Explaining that the IT group was "a two-person shop," and that everything was done on paper when he started with the Red Sox in 2001, Steve said that when they moved to SharePoint, he knew he had to find the one key piece that would best drive interest in terms of user adoption.  The key piece that he went with?  Since each Red Sox employee gets a ticket allotment to each game, Steve chose an online process for the request and acquisition of employee tickets to games.  The process had been via a paper request form in the past and, needless to say, the online and automated request form immediately drove user adoption of the portal, just as Steve had known that it would. 

Requesting credentials for access to Fenway Park was the next manual process to become automated in SharePoint.  Creating an online request form where requestors would describe their role, where they need to be in the park, etc., allowed for the process automation of what had also formerly been a manual paper request process. 

Another use for SharePoint that Steve discussed involved the means to process player fan mail.  All (snail) mail that's received is entered into SharePoint (not scanned at present, but "We're thinking about it"), and as "an intern initiation process," the mail is catalogued in such a way that when players get to their mail, it allows for "semi-personalized responses back." 
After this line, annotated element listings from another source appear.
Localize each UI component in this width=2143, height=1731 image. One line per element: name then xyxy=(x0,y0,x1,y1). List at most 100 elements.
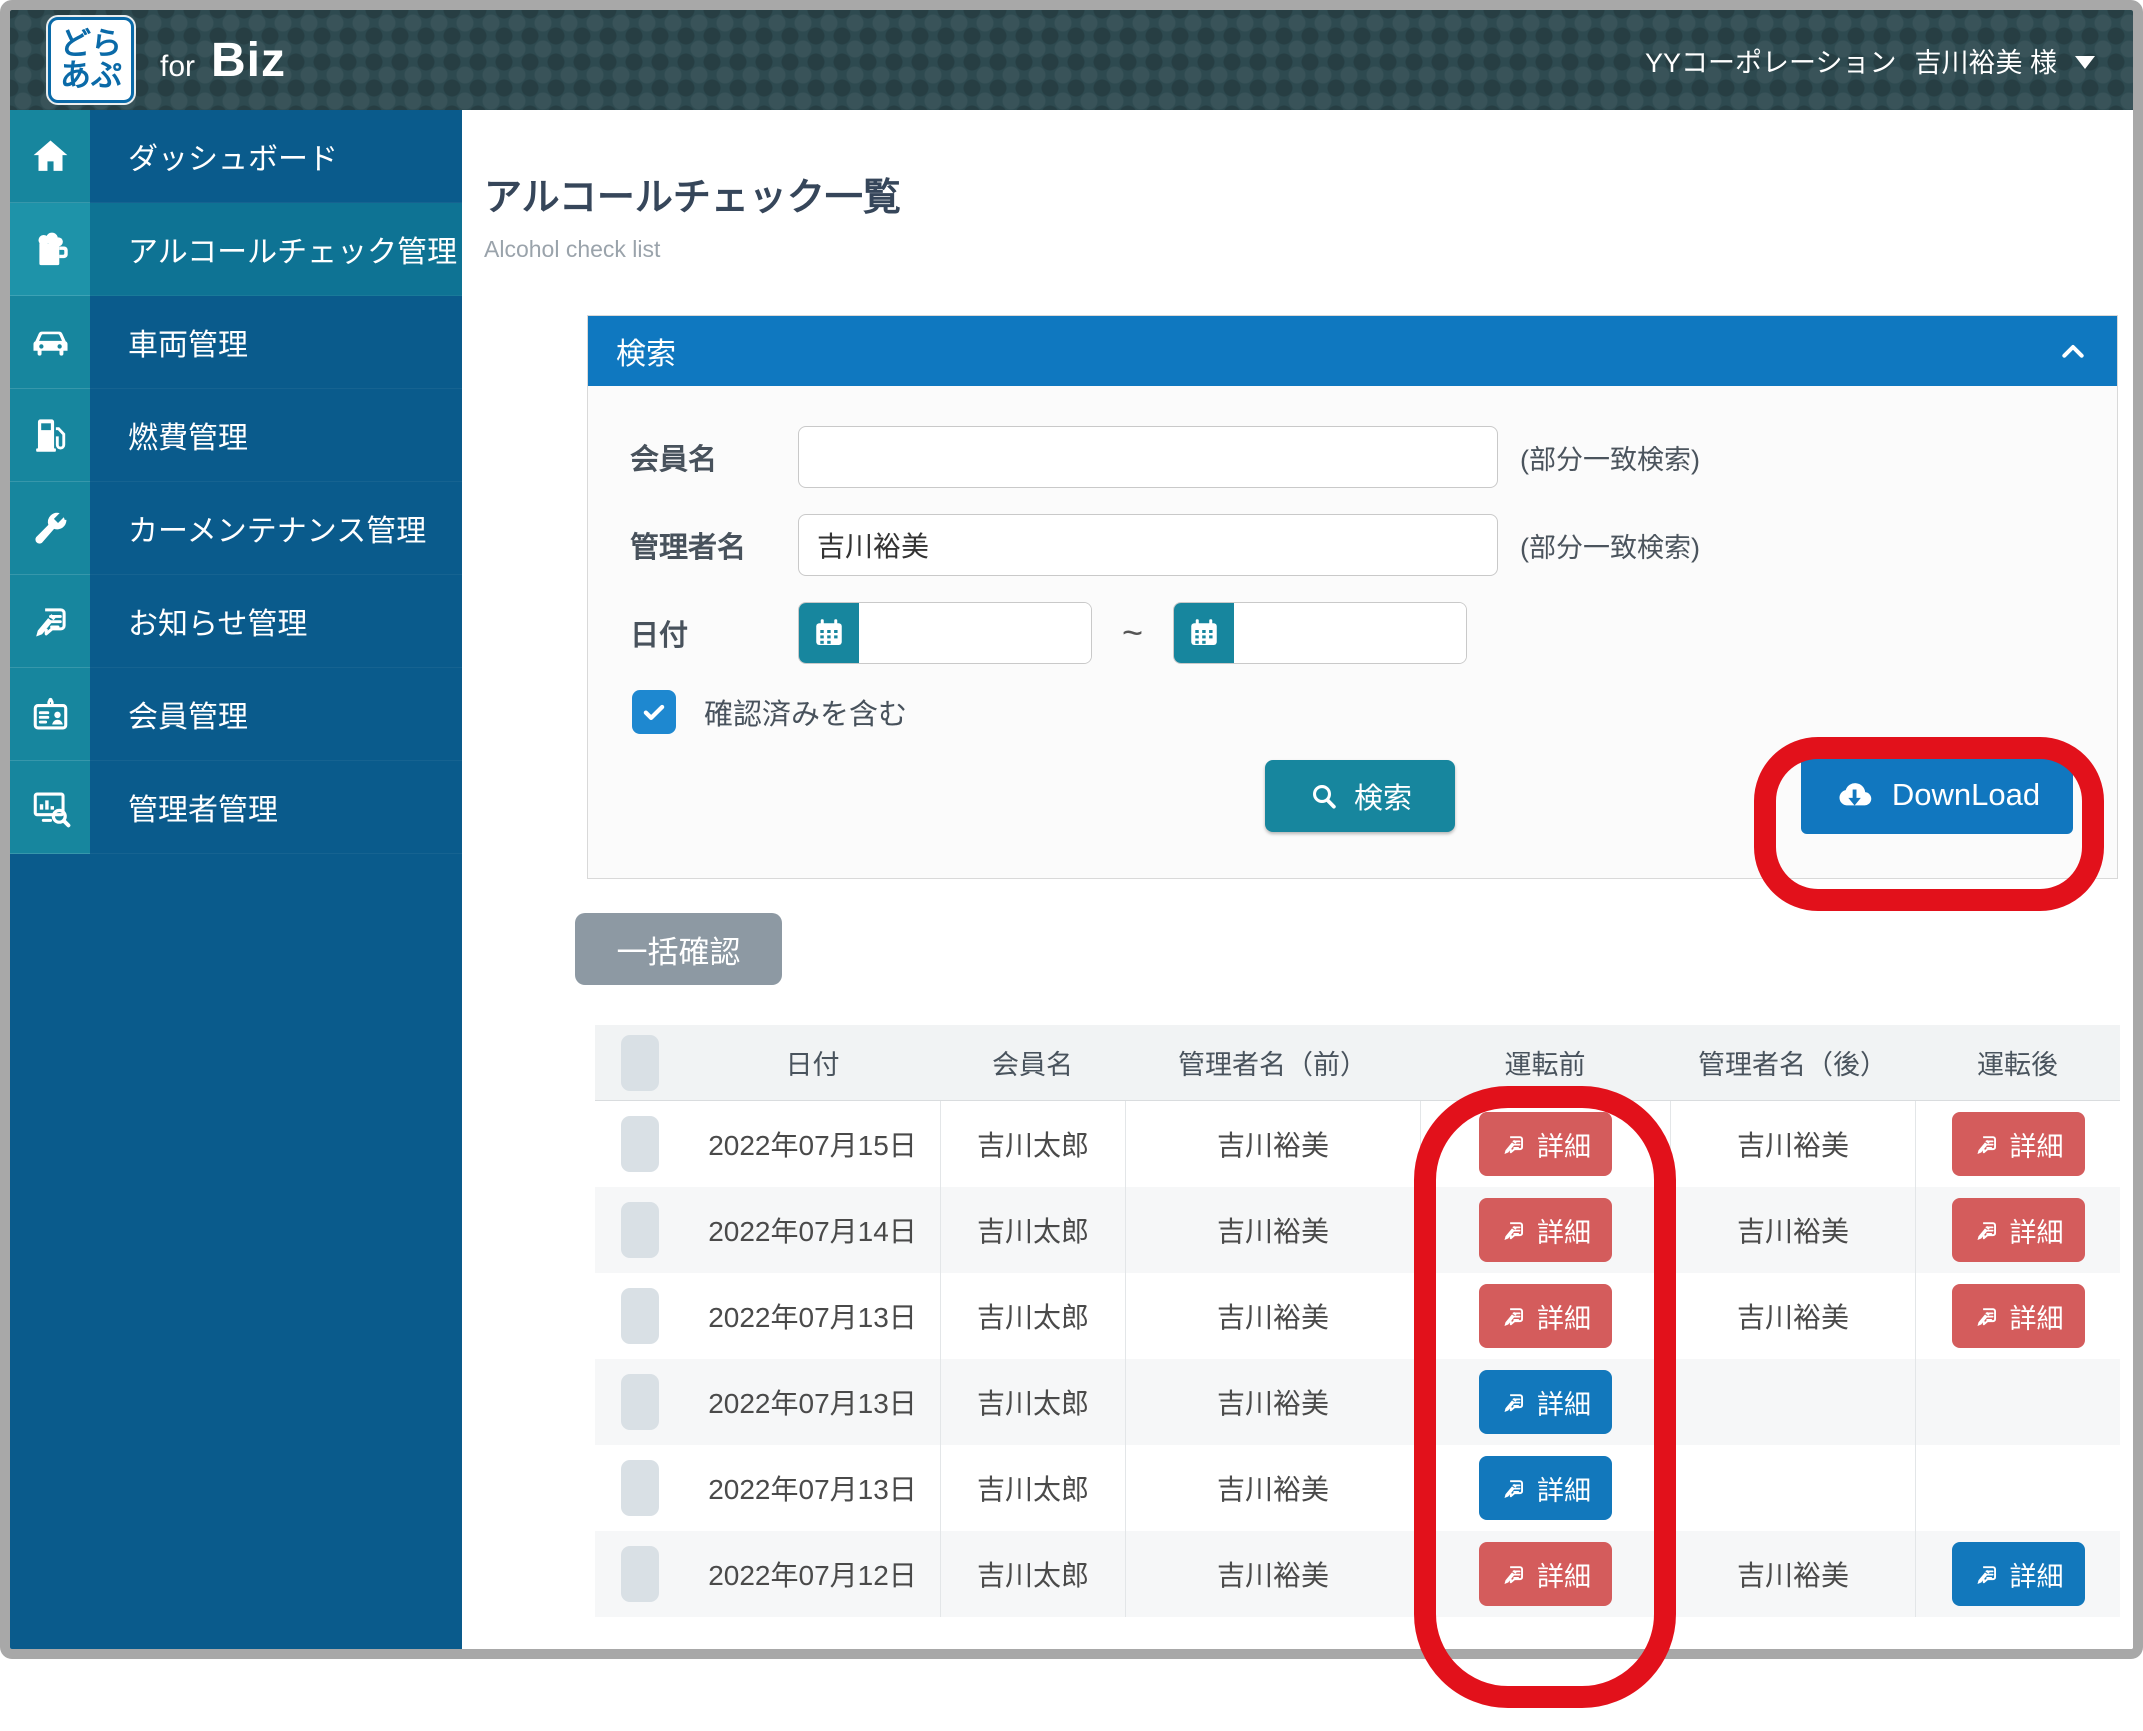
row-date: 2022年07月12日 xyxy=(685,1531,940,1617)
row-checkbox[interactable] xyxy=(621,1546,659,1602)
sidebar-item-dashboard[interactable]: ダッシュボード xyxy=(10,110,462,203)
sidebar-item-alcohol-check[interactable]: アルコールチェック管理 xyxy=(10,203,462,296)
row-member: 吉川太郎 xyxy=(940,1359,1125,1445)
date-to-box xyxy=(1173,602,1467,664)
logo-line1: どら xyxy=(60,28,122,60)
row-manager-before: 吉川裕美 xyxy=(1125,1101,1420,1187)
row-checkbox[interactable] xyxy=(621,1116,659,1172)
row-manager-after: 吉川裕美 xyxy=(1670,1273,1915,1359)
row-member: 吉川太郎 xyxy=(940,1101,1125,1187)
row-checkbox[interactable] xyxy=(621,1374,659,1430)
car-icon xyxy=(10,296,90,389)
date-range-row: 日付 ~ xyxy=(630,602,2077,664)
before-detail-button[interactable]: 詳細 xyxy=(1479,1542,1612,1606)
after-detail-button[interactable]: 詳細 xyxy=(1952,1112,2085,1176)
memo-icon xyxy=(1500,1475,1527,1502)
cloud-download-icon xyxy=(1834,775,1874,815)
home-icon xyxy=(10,110,90,203)
manager-name-input[interactable] xyxy=(798,514,1498,576)
sidebar-item-fuel[interactable]: 燃費管理 xyxy=(10,389,462,482)
memo-icon xyxy=(1973,1131,2000,1158)
caret-down-icon xyxy=(2075,56,2095,69)
after-detail-button[interactable]: 詳細 xyxy=(1952,1284,2085,1348)
company-name: YYコーポレーション xyxy=(1645,41,1896,80)
memo-icon xyxy=(1500,1389,1527,1416)
before-detail-button[interactable]: 詳細 xyxy=(1479,1112,1612,1176)
row-member: 吉川太郎 xyxy=(940,1273,1125,1359)
memo-icon xyxy=(1500,1561,1527,1588)
date-from-input[interactable] xyxy=(859,603,1091,663)
sidebar-item-maintenance[interactable]: カーメンテナンス管理 xyxy=(10,482,462,575)
sidebar-item-vehicles[interactable]: 車両管理 xyxy=(10,296,462,389)
table-row: 2022年07月14日 吉川太郎 吉川裕美 詳細 吉川裕美 詳細 xyxy=(595,1187,2120,1273)
before-detail-button[interactable]: 詳細 xyxy=(1479,1284,1612,1348)
calendar-icon[interactable] xyxy=(799,603,859,663)
row-manager-before: 吉川裕美 xyxy=(1125,1445,1420,1531)
table-header-row: 日付 会員名 管理者名（前） 運転前 管理者名（後） 運転後 xyxy=(595,1025,2120,1101)
sidebar-item-administrators[interactable]: 管理者管理 xyxy=(10,761,462,854)
search-button[interactable]: 検索 xyxy=(1265,760,1455,832)
before-detail-button[interactable]: 詳細 xyxy=(1479,1370,1612,1434)
alcohol-check-table: 日付 会員名 管理者名（前） 運転前 管理者名（後） 運転後 2022年07月1… xyxy=(595,1025,2120,1617)
row-date: 2022年07月13日 xyxy=(685,1445,940,1531)
memo-icon xyxy=(1973,1217,2000,1244)
row-checkbox[interactable] xyxy=(621,1288,659,1344)
sidebar-item-notices[interactable]: お知らせ管理 xyxy=(10,575,462,668)
row-manager-before: 吉川裕美 xyxy=(1125,1531,1420,1617)
sidebar-item-label: 会員管理 xyxy=(90,668,462,761)
date-to-input[interactable] xyxy=(1234,603,1466,663)
row-date: 2022年07月13日 xyxy=(685,1359,940,1445)
row-member: 吉川太郎 xyxy=(940,1445,1125,1531)
column-header-member: 会員名 xyxy=(940,1025,1125,1100)
before-detail-button[interactable]: 詳細 xyxy=(1479,1198,1612,1262)
bulk-confirm-button[interactable]: 一括確認 xyxy=(575,913,782,985)
row-checkbox[interactable] xyxy=(621,1460,659,1516)
page-subtitle: Alcohol check list xyxy=(484,236,2133,263)
member-name-hint: (部分一致検索) xyxy=(1520,438,1700,477)
after-detail-button[interactable]: 詳細 xyxy=(1952,1198,2085,1262)
row-manager-after: 吉川裕美 xyxy=(1670,1531,1915,1617)
page-head: アルコールチェック一覧 Alcohol check list xyxy=(462,110,2133,263)
table-row: 2022年07月13日 吉川太郎 吉川裕美 詳細 吉川裕美 詳細 xyxy=(595,1273,2120,1359)
sidebar-item-label: 車両管理 xyxy=(90,296,462,389)
user-name: 吉川裕美 様 xyxy=(1914,41,2057,80)
before-detail-button[interactable]: 詳細 xyxy=(1479,1456,1612,1520)
download-button[interactable]: DownLoad xyxy=(1801,756,2073,834)
row-checkbox[interactable] xyxy=(621,1202,659,1258)
search-actions-row: 検索 DownLoad xyxy=(630,748,2077,852)
chevron-up-icon xyxy=(2057,335,2089,367)
include-confirmed-label: 確認済みを含む xyxy=(704,691,907,733)
check-icon xyxy=(639,697,669,727)
memo-icon xyxy=(1500,1303,1527,1330)
date-range-separator: ~ xyxy=(1122,612,1143,654)
include-confirmed-row: 確認済みを含む xyxy=(632,690,2077,734)
select-all-checkbox[interactable] xyxy=(621,1035,659,1091)
row-manager-before: 吉川裕美 xyxy=(1125,1273,1420,1359)
magnifier-icon xyxy=(1308,780,1340,812)
sidebar-item-members[interactable]: 会員管理 xyxy=(10,668,462,761)
search-panel-header[interactable]: 検索 xyxy=(588,316,2117,386)
manager-name-label: 管理者名 xyxy=(630,524,798,566)
date-from-box xyxy=(798,602,1092,664)
sidebar-item-label: お知らせ管理 xyxy=(90,575,462,668)
sidebar-item-label: 管理者管理 xyxy=(90,761,462,854)
member-name-input[interactable] xyxy=(798,426,1498,488)
manager-name-hint: (部分一致検索) xyxy=(1520,526,1700,565)
row-member: 吉川太郎 xyxy=(940,1531,1125,1617)
sidebar-item-label: アルコールチェック管理 xyxy=(90,203,462,296)
memo-icon xyxy=(1500,1217,1527,1244)
logo-wordmark: for Biz xyxy=(160,33,286,88)
memo-icon xyxy=(1500,1131,1527,1158)
sidebar: ダッシュボード アルコールチェック管理 車両管理 燃費管理 カーメンテナンス管理 xyxy=(10,110,462,1649)
sidebar-item-label: 燃費管理 xyxy=(90,389,462,482)
table-row: 2022年07月12日 吉川太郎 吉川裕美 詳細 吉川裕美 詳細 xyxy=(595,1531,2120,1617)
wrench-icon xyxy=(10,482,90,575)
include-confirmed-checkbox[interactable] xyxy=(632,690,676,734)
id-card-icon xyxy=(10,668,90,761)
calendar-icon[interactable] xyxy=(1174,603,1234,663)
after-detail-button[interactable]: 詳細 xyxy=(1952,1542,2085,1606)
sidebar-item-label: ダッシュボード xyxy=(90,110,462,203)
beer-icon xyxy=(10,203,90,296)
page-title: アルコールチェック一覧 xyxy=(484,166,2133,221)
user-menu[interactable]: YYコーポレーション 吉川裕美 様 xyxy=(1645,41,2095,80)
Finally, Steve shared details around the online invoice process that he's implemented for the team.  The goal was process automation for all billing, integrated with their ERP system using a workflow-based approval process, and the goal has been achieved with SharePoint.  Steve explained that for "three months of the year, we're in Fort Myers," and those are the "busiest months of the year in terms of ordering stuff."  When the invoicing was all done on paper, invoices would bounce between Boston and Fort Myers, and due to the bouncing back and forth, Steve joked that the paying of late fees had almost become a part of the process.  Needless to say, now that the process has been automated in SharePoint, those late payment fees are now a thing of the past.  

Naturally, the presentation concluded with the giveaway of a pair of tickets to tomorrow's game at Fenway, and one lucky fan, er, conference attendee walked out of the keynote with an unanticipated prize.